Dr Mary Lehane, who died recently aged 69, was a founder member of the European Malignant Hyperthermia Group at its inaugural meeting in the University of Leeds in 1983.

Mary studied medicine in University College Cork and graduated with MB, BAO , BCh  degrees in 1970.  After anaesthetic training in Cork she was elected to Fellowship of the Faculty of Anaesthetists of the Royal College of Surgeons in Ireland. She was subsequently appointed senior registrar in the Birmingham group of hospitals and returned to Cork in 1978 to take up the position of Consultant Anaesthetist in Cork University Hospital where she played a key role in establishing a new intensive care unit. This was followed by setting up a collaboration on the in vitro diagnosis of malignant hyperthermia with Jim Heffron  of Cork University’s  Department of Biochemistry where  the pig was in use as a research model for MH.  After the initial EMHG meeting in Leeds a formal MH centre for Ireland was established in Department of Biochemistry. Mary was active in the in vitro diagnosis of MH until her retirement in 2009 and she attended many of the regular meetings of the EMHG in Austria,  Belgium, Denmark, France, Germany, Holland, Iceland, Italy, Sweden, Switzerland and the United Kingdom. Members of the MH units will remember Mary’s quiet and unassuming disposition combined with her clinical and research excellence; her research publications on MH in collaboration with Tommy McCarthy and Jim Heffron and numerous members of the EMHG have appeared in the leading anaesthesia and genetics journals and Nature. Mary was a valued member of Cork University’s Medical School where she also lectured in the Department of Pharmacology.  She was honoured by the College of Anaesthetists in Ireland in 2007 receiving the President's Award for her major contributions to anaesthesia and patient care and her role in education and MH research.

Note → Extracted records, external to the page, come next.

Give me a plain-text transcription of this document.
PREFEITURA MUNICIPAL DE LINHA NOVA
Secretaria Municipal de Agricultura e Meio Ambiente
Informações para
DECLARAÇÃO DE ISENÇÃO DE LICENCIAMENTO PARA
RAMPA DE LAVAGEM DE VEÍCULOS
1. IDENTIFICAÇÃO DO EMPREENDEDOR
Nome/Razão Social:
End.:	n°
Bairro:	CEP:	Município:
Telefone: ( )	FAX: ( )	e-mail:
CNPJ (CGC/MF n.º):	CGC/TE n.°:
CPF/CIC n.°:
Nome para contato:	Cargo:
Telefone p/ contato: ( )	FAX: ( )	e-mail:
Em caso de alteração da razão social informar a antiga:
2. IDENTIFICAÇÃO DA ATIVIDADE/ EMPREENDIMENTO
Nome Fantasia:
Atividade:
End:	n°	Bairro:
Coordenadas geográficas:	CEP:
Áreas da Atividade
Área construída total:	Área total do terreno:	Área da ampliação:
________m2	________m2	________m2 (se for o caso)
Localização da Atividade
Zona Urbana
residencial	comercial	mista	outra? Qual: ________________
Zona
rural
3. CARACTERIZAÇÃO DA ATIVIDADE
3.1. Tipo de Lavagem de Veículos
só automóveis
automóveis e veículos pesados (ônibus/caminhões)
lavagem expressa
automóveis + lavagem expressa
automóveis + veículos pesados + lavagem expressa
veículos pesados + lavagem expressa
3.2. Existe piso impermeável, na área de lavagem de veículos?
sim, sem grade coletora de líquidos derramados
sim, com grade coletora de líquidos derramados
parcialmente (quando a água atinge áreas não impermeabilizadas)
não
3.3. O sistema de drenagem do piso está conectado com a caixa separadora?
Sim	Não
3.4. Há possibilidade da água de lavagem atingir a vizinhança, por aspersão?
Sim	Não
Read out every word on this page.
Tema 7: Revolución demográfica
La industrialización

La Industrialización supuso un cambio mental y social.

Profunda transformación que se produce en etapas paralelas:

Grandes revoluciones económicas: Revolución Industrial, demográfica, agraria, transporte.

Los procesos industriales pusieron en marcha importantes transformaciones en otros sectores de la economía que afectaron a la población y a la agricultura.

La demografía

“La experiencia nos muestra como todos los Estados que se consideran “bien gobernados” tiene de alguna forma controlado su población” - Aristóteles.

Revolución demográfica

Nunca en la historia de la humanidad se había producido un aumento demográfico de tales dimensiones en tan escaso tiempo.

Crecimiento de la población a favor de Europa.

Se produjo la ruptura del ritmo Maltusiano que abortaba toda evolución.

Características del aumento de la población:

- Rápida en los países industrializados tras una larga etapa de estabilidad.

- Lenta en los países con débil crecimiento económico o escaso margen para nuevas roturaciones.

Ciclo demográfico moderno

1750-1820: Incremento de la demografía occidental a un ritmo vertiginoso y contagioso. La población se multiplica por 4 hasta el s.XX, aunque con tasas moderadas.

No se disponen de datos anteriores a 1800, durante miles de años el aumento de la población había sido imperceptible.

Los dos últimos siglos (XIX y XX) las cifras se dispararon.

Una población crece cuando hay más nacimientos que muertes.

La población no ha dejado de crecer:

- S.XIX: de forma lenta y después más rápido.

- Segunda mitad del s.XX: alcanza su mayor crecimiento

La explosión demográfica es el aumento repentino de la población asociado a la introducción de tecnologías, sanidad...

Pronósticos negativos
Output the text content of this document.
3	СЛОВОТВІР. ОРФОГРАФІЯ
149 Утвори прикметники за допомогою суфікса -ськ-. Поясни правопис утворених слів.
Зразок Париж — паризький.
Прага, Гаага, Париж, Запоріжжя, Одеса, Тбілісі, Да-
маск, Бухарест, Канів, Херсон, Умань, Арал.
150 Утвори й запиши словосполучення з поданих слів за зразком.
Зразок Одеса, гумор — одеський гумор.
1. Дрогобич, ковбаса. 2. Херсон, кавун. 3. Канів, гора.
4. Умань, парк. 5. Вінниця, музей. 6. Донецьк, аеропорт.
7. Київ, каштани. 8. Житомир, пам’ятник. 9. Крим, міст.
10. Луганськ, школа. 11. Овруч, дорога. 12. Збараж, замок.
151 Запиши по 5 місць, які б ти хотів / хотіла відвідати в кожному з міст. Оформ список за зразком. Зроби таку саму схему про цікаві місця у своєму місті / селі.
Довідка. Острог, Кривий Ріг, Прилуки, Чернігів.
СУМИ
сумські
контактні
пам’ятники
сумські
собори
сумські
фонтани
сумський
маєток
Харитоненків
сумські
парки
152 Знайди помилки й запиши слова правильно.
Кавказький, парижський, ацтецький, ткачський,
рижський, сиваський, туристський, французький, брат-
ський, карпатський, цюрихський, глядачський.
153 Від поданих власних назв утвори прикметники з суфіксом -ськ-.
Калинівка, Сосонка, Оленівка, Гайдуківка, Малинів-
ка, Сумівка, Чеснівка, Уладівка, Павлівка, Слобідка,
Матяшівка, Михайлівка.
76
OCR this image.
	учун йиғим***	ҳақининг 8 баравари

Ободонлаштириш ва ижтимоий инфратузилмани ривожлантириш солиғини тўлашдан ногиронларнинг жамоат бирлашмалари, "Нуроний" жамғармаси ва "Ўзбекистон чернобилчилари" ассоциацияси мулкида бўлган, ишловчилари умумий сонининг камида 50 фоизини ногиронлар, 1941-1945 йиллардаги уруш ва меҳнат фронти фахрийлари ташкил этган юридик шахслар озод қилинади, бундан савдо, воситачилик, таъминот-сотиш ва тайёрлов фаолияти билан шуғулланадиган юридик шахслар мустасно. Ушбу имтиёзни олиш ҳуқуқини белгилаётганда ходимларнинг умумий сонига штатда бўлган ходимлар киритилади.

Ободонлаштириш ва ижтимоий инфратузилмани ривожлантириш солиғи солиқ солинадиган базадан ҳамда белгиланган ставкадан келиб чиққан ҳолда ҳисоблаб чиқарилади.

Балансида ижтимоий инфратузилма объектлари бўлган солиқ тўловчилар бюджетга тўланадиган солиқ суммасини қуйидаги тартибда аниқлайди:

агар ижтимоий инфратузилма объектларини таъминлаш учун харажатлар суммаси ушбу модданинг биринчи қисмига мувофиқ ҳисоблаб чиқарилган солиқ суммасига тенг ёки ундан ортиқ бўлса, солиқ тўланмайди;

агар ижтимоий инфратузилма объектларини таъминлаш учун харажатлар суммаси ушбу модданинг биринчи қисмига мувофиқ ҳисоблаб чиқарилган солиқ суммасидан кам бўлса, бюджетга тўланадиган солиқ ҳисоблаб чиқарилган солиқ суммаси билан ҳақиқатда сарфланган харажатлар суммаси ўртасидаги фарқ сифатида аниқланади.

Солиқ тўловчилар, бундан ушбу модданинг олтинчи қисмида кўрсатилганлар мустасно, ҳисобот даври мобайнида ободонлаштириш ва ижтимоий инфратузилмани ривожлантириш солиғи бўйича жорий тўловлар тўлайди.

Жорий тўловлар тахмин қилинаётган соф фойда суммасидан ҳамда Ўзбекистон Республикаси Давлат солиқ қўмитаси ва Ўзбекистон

Outside of anaesthesia Mary had an intense interest in gardening and was a primary mover in developing Cork University Hospital’s gardens. She was an avid follower of rugby union, in particular, attending Munster’s many successes in Europe notably in the Heineken Cup. She bore her final illness with great courage and bravery and kept in contact with her university colleagues to the end.  Her sister and five brothers survive her.